The Fool's Journey
The Hanged Man (XII) and Justice (XI)
The light is off until it’s on, the door open until it’s closed, the monsoon the heat before the rain. A mother is a daughter and then she is a mother—inscrutable as both, adult as both, child as both. Once, I loved you and I thought I discovered a truth; once I loved you I thought I discovered a truth.
Yesterday someone said to me ‘it sounds so obvious when you say it’ and I said I have the easier job of saying it, you have the more difficult job of trusting it. To receive something and to believe it to be true is trust. To receive something and to want it to be true is desire. The first gives strength, the second gives pleasure—all pleasure the fulfilment of want, that feeling that reminds us to eat, to drink, to breathe, to live. It takes strength to forego pleasure, and it takes trust to forego desire. How I knew to say goodbye and that I knew to say hello is because I trusted; how I knew to say goodbye because I trusted the you I received; how I knew to say hello because I trusted the you I received.
In The Fool’s Journey, as told by the tarot, the first time the Fool’s sense of self changes is not near the end, but right in the middle. He is asked: what desire of yours are you prepared to sacrifice? Sometimes, the Fool dallies—he looks at what he has received and he thinks whether to trust it. Sometimes, he thinks whether he wants to trust it. What desire of mine am I prepared to sacrifice? Am I strong enough to sacrifice it—my most obvious desire, the easiest to reach for, the desire I know myself through—do I trust that I can? The answer, if it’s yes, when it’s yes, because it’s yes, has to be yes.
So the Fool relents, climbs onto the parapet, finds, in himself, what he knows about himself through his desire, and he extracts him deftly, this similitude of himself, and then, unburdened by his want, he jumps, one leg pointing to the sky, his hands he tied judiciously behind his back, his eyes looking back at himself, him at his want, his want at him, and there is something about this inverse that resembles a truth.
Yes—this inverse resembles a truth. That who I am is no longer who my desire was. And that this is because of trust, that I received something and I believed it to be true. To receive and to want nothing but what you receive, this is strength. To not bargain with life. To accept the inverse as the truth: to sacrifice desire. To do this to do it, because this is the journey of the Fool, because to accept a truth about who you are is to accept a truth about who you have become, is to accept that becoming is a series of choices, that to trust is a choice—to leap from the parapet, to look back at yourself, and to accept that the inverse resembles a truth.

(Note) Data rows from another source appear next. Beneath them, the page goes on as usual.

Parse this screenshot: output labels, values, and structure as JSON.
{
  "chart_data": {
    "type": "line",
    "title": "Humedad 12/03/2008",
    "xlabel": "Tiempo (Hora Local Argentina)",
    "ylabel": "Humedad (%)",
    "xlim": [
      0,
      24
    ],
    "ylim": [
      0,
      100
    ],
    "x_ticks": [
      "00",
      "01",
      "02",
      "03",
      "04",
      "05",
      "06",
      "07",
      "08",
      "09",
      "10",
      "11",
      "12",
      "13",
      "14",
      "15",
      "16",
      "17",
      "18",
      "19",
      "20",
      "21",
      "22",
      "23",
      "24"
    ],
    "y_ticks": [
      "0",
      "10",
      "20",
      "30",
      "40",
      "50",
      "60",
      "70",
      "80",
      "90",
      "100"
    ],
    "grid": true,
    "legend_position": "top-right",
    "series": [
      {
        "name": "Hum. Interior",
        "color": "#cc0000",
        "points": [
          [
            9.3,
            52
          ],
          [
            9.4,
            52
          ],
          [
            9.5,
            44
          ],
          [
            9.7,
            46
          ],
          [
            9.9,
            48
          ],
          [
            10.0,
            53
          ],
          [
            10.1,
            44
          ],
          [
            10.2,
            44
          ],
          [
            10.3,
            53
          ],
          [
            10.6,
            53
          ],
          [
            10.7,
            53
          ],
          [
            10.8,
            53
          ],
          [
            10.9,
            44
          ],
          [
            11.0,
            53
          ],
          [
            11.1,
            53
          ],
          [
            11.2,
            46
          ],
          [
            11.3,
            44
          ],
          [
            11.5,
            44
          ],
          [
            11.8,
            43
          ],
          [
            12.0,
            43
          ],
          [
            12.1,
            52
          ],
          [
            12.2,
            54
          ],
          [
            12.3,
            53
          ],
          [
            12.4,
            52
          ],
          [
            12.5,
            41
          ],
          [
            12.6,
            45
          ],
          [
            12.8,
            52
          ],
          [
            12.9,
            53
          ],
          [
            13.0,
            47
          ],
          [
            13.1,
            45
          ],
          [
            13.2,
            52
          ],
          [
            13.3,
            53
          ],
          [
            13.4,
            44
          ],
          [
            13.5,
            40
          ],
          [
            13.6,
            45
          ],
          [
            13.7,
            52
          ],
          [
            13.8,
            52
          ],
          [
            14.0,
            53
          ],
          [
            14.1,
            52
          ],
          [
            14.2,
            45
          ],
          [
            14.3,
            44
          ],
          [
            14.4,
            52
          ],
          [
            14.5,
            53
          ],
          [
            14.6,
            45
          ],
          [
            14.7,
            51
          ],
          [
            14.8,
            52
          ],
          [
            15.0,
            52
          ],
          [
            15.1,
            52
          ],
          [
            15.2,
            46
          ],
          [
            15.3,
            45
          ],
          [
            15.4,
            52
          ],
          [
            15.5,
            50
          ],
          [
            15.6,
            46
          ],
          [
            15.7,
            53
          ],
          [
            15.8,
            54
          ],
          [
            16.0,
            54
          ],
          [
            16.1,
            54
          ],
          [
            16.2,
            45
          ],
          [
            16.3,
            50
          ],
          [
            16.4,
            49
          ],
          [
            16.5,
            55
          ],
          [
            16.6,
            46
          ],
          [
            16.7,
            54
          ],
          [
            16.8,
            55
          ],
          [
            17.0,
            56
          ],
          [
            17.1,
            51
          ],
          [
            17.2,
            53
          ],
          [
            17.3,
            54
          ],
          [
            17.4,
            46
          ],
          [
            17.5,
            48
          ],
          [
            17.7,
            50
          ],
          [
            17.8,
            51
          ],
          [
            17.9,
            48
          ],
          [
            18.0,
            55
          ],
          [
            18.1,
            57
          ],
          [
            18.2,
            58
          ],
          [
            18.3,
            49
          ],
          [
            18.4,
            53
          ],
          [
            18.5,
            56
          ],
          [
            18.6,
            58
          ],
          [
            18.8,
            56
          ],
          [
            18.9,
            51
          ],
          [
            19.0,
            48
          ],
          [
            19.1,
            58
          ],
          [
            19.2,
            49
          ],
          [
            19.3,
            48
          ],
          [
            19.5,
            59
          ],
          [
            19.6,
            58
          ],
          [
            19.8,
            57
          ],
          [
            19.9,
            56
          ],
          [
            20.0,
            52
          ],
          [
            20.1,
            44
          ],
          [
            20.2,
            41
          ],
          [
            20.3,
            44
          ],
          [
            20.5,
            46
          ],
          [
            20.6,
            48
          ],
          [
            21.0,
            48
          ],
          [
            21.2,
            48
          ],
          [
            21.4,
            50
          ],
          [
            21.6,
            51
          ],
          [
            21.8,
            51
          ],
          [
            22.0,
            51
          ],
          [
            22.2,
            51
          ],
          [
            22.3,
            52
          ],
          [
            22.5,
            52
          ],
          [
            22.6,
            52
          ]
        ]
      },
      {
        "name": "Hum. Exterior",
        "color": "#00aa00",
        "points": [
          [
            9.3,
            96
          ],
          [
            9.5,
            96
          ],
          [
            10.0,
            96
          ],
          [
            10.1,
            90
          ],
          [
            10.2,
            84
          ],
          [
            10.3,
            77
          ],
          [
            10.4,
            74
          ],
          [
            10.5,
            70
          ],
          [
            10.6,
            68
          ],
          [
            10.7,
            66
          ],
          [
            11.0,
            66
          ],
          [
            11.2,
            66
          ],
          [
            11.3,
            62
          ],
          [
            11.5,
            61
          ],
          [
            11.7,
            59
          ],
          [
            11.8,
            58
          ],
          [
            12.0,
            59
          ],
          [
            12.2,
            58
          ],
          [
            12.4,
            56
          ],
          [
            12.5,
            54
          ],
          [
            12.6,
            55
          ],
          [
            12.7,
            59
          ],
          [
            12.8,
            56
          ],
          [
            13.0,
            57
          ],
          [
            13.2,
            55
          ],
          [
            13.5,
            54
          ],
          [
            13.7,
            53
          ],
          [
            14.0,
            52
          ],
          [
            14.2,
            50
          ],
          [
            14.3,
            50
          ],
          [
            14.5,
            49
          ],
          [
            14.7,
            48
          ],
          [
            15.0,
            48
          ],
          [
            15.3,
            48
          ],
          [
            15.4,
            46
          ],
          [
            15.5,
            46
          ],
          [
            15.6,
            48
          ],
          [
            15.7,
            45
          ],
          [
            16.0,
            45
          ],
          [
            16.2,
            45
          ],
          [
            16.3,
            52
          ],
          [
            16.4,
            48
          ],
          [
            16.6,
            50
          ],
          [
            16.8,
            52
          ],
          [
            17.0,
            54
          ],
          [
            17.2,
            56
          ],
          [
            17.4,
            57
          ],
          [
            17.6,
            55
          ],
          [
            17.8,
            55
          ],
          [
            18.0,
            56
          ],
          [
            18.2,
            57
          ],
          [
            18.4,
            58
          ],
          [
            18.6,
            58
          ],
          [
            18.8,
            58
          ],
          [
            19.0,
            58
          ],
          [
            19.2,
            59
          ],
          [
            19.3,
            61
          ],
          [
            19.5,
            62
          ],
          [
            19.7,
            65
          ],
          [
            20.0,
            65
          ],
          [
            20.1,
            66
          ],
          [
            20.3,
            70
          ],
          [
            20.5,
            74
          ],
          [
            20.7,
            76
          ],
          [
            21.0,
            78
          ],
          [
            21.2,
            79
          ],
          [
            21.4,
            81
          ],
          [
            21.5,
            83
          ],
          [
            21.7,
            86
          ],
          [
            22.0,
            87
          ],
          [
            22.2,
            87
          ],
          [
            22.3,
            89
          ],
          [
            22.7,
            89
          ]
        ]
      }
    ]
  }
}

The Hanged Man is the twelfth card in a suit of twenty-two, the Fool’s metaphor for this moment in his life he jumps so naturally into. The Fool comes to this by way of the eleventh card, Justice. Justice instructs: asses what you have received, and do justice in your assessment. The truth is found by way of weighing what you receive against what you want. So you weigh. What you find is either hand heavier than the other—so the truth is what you received, or the truth is that you received, and that you wanted more—or both hands at equilibrium—so the truth is that you received as much as you wanted, or the truth is that you wanted as much as you received.
Justice asks the Fool to make a choice: which is true?
The Fool chooses.
The Hanged Man asks the Fool: what truth of yours are you prepared to sacrifice?
The Fool chooses again.
Death, the thirteenth card, asks the Fool: is this true?
The Fool chooses.
The Fool jumps.
The Fool lives.
The Fool replies: this is the inverse that is true; yes, yes, yes it’s true.